At its inception, media not only centralized and unified primary languages, but also broadly distributed information across caste and class and brought populations together under a common set of cultural information. From advertisements and social media to movies and television, media continues to bring people together. However, nowadays, the individual has the capability of determining whether to unite under an umbrella of nationalism, cosmopolitanism, anarchism or almost any philosophy one could possibly desire.

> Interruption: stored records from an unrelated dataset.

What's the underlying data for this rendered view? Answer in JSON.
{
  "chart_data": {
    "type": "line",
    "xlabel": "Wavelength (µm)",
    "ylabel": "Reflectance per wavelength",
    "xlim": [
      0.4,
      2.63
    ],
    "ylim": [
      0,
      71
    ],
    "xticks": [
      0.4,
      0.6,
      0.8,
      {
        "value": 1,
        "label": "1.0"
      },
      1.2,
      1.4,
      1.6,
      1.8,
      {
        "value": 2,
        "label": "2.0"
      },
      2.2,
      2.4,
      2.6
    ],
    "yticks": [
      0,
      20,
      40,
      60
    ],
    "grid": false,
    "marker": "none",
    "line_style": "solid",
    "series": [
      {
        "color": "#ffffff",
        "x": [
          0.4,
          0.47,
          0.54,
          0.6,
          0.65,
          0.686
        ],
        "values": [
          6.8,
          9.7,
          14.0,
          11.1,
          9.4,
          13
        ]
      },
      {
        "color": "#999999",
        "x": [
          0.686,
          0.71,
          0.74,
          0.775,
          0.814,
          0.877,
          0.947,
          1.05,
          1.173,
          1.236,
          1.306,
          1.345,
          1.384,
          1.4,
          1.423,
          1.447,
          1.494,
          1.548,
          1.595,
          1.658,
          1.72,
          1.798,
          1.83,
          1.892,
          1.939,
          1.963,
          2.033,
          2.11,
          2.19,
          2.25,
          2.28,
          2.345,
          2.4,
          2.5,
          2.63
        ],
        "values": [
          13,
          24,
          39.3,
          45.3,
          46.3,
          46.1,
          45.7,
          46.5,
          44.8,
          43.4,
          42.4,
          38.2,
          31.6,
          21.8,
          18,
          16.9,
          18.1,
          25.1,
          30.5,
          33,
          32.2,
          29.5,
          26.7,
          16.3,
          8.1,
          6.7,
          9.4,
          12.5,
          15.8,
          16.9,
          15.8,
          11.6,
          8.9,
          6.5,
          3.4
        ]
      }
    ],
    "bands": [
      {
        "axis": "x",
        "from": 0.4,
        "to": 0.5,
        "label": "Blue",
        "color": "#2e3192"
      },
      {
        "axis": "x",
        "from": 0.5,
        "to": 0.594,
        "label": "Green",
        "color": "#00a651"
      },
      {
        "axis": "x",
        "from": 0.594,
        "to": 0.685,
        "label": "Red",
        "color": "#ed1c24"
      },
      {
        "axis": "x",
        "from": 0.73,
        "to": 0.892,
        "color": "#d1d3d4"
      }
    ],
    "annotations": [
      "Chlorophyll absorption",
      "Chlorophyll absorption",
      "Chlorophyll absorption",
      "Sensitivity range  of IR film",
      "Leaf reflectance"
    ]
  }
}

Although individuals are capable of freethinking, advertising plays a huge role in the way people spend their money. People in the same area often buy the same products due to advertising targeted at a certain cultural or national values. A commercial is capable of essentially claiming that when a customer buys their product, he or she also supports the nation and it’s values. For example: https://www.youtube.com/watch?v=AMpZ0TGjbWE
On the other hand, social media provides an avenue for research, conversation and debate with an expansive audience of a variety of thinkers. While social media platforms can act as a tool for educated thinkers to express their ideas, Facebook and Twitter primarily serve as a type of advertisement for products, cat videos and celebrity gossip. Another reality of social media is that the loudest voices are typically not the educated thinkers, but those without another platform to express their ideas. While many of the social media audience may promote nationalism, it is likely that for every nationalist voice in the social sphere, there is also a voice of anarchism and separatism.
Many television shows and movies also promote nationalism whether it’s through blatantly nationalistic plot lines, subtle dialogue or even symbols. One movie that promotes an overtly nationalistic theme is Independence Day. The movie sets up the United States to unite and save the world through a mission to combat and destroy evil invading aliens. While other nations might see the plot as a farce, many Americans may feel a sense of pride and unity watching the U.S. President fighter pilot save the entire world.
An example of a TV show that promotes nationalism through seemingly insignificant symbols and language is Boy Meets World. Although Boy Meets World is about a typical American teenager and his typical American family, there are moments that highlight nationalism. While an American audience may not even notice these nationalist cues, they would be quite obvious to a foreigner. Some of these moments include an American flag in a classroom or children saying the Pledge of Allegiance before the school day, merely re-enforcing the acceptable national American identity.
Media continues to bring people together as a nation through advertising, social media and entertainment. For better or worse, media promotes conversation and a sense of community. Those communities are often at the national level. Although media contributes to a variety of other types of communities, the media continues to sustain nationalism.
Waisbord, Silvio. “Media and the Reinvention of the Nation.” In The SAGE Handbook of Media Studies, edited by John D. H. Downing, Denis MsQuail, Philip Schlesinger and Ellen Wartella, 378. Thousand Oaks, CA: SAGE Publications, Inc., 2004.